Perhaps most telling is the story of Indigenous food systems in the Hindu-Kush region of the Himalayas. The 1960s “Green Revolution” drastically reduced the diversity of food production in the region, contributing to malnutrition and increased instances of diabetes, obesity, and heart disease today, while also making the region vulnerable to climate change. Now, sixty years on, attention is now being put on the need to scale-up the production of “neglected and underutilized species,” in essence, to rebuild the very agricultural and nutritional diversity that was lost. These Indigenous crops that were once wiped out in favor of a few commercial crops grown with heavy agrochemical inputs are finally being praised as offering “tremendous opportunities” for addressing poverty and malnutrition and mitigating the effects of climate change.

This example lays bare a key facet to the change that is so badly needed: we must move past the false solutions — and the actors — that got us into this mess in the first place. This means prying the power out of the hands of mega-corporations like Bayer-Monsanto, who have spent years suing small farmers for tens of millions of dollars to protect their seed patents while promoting destructive agricultural products that have poisoned people and the planet and giving it back to farmers on the frontlines.
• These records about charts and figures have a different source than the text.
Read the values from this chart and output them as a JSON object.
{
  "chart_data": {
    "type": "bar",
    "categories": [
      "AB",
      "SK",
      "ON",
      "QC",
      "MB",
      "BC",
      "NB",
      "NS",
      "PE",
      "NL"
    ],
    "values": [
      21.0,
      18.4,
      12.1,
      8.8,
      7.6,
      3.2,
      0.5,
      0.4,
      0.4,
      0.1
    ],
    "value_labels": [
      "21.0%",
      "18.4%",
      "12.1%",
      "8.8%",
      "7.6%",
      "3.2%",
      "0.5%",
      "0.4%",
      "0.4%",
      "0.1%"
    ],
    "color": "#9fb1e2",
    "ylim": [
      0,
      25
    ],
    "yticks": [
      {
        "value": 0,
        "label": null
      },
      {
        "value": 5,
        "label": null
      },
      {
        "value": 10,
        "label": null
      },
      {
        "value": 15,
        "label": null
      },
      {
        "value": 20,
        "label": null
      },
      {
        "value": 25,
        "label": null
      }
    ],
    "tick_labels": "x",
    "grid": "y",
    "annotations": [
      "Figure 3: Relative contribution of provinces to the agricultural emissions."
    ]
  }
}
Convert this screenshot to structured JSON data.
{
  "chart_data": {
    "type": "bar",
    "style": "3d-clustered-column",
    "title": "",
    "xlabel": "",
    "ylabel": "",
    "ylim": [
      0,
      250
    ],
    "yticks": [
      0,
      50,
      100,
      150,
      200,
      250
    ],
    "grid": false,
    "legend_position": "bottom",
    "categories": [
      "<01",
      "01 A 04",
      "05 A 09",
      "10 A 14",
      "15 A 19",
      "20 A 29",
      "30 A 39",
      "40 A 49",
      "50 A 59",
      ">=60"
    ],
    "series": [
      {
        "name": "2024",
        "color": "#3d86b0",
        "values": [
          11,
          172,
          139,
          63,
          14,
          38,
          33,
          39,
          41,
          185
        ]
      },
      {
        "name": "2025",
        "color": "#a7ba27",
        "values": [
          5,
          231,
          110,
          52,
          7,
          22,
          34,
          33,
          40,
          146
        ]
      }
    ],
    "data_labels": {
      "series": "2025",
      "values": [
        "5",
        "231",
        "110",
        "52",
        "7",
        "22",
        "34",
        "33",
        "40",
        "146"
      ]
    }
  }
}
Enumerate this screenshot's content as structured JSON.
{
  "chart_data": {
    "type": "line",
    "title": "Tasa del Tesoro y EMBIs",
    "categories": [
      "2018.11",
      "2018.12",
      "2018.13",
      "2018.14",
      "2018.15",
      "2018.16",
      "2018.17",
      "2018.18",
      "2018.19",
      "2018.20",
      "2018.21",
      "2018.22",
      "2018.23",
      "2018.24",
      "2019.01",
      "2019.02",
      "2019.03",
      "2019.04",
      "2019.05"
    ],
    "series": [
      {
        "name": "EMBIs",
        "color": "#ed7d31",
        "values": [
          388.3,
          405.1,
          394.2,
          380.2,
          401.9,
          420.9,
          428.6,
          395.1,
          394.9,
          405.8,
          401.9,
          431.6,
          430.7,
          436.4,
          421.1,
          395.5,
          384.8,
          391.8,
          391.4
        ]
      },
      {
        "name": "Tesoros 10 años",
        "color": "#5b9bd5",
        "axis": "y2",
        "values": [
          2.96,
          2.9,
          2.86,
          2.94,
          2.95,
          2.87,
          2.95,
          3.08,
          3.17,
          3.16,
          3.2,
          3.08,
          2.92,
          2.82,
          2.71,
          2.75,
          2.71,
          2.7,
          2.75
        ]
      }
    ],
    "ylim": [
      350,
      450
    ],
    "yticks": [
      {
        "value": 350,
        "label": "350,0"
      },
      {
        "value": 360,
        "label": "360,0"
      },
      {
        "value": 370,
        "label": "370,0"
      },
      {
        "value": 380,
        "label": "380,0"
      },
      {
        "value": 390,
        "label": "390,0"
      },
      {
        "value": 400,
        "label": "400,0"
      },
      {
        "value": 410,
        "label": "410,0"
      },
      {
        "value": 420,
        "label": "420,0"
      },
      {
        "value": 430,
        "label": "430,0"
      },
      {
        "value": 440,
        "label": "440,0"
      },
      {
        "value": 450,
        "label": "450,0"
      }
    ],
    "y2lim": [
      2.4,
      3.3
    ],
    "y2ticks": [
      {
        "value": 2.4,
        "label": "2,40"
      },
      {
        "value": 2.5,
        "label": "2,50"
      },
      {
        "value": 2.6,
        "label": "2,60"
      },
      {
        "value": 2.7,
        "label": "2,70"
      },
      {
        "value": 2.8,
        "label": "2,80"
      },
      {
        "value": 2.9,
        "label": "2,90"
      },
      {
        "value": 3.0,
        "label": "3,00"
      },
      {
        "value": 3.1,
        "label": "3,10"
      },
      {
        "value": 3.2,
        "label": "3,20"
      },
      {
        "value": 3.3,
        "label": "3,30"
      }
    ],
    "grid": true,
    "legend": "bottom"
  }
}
It also means calling out institutions like the World Bank, Bill & Melinda Gates Foundation, USAID, and DFID for their relentless efforts to push pro-corporate false climate “solutions” on developing country governments around the world.

For years, the Oakland Institute has done just that. We have worked tirelessly to expose land grabs that threaten smallholder farmers and Indigenous groups while making way for plantation agriculture projects; we have revealed the role of western institutions in pushing a pro-corporate agriculture agenda in the developing world; and we have promoted blueprints for agroecological solutions that are economically viable, environmentally responsible, and socially fair, shining the light on a resilient path forward.

With the clock ticking and the window for change narrowing each day that goes by, it is clear that we need a bold and ambitious campaign to invest in agroecological solutions that build robust, diverse, and resilient food systems in communities across the planet. The good news is, just as is evident in the Himalayas, such bold action won’t just help us address climate change — it also has the potential to address systemic issues like poverty and malnutrition.

This will be no easy feat, but the fate of our food system, and indeed our world, rests upon it.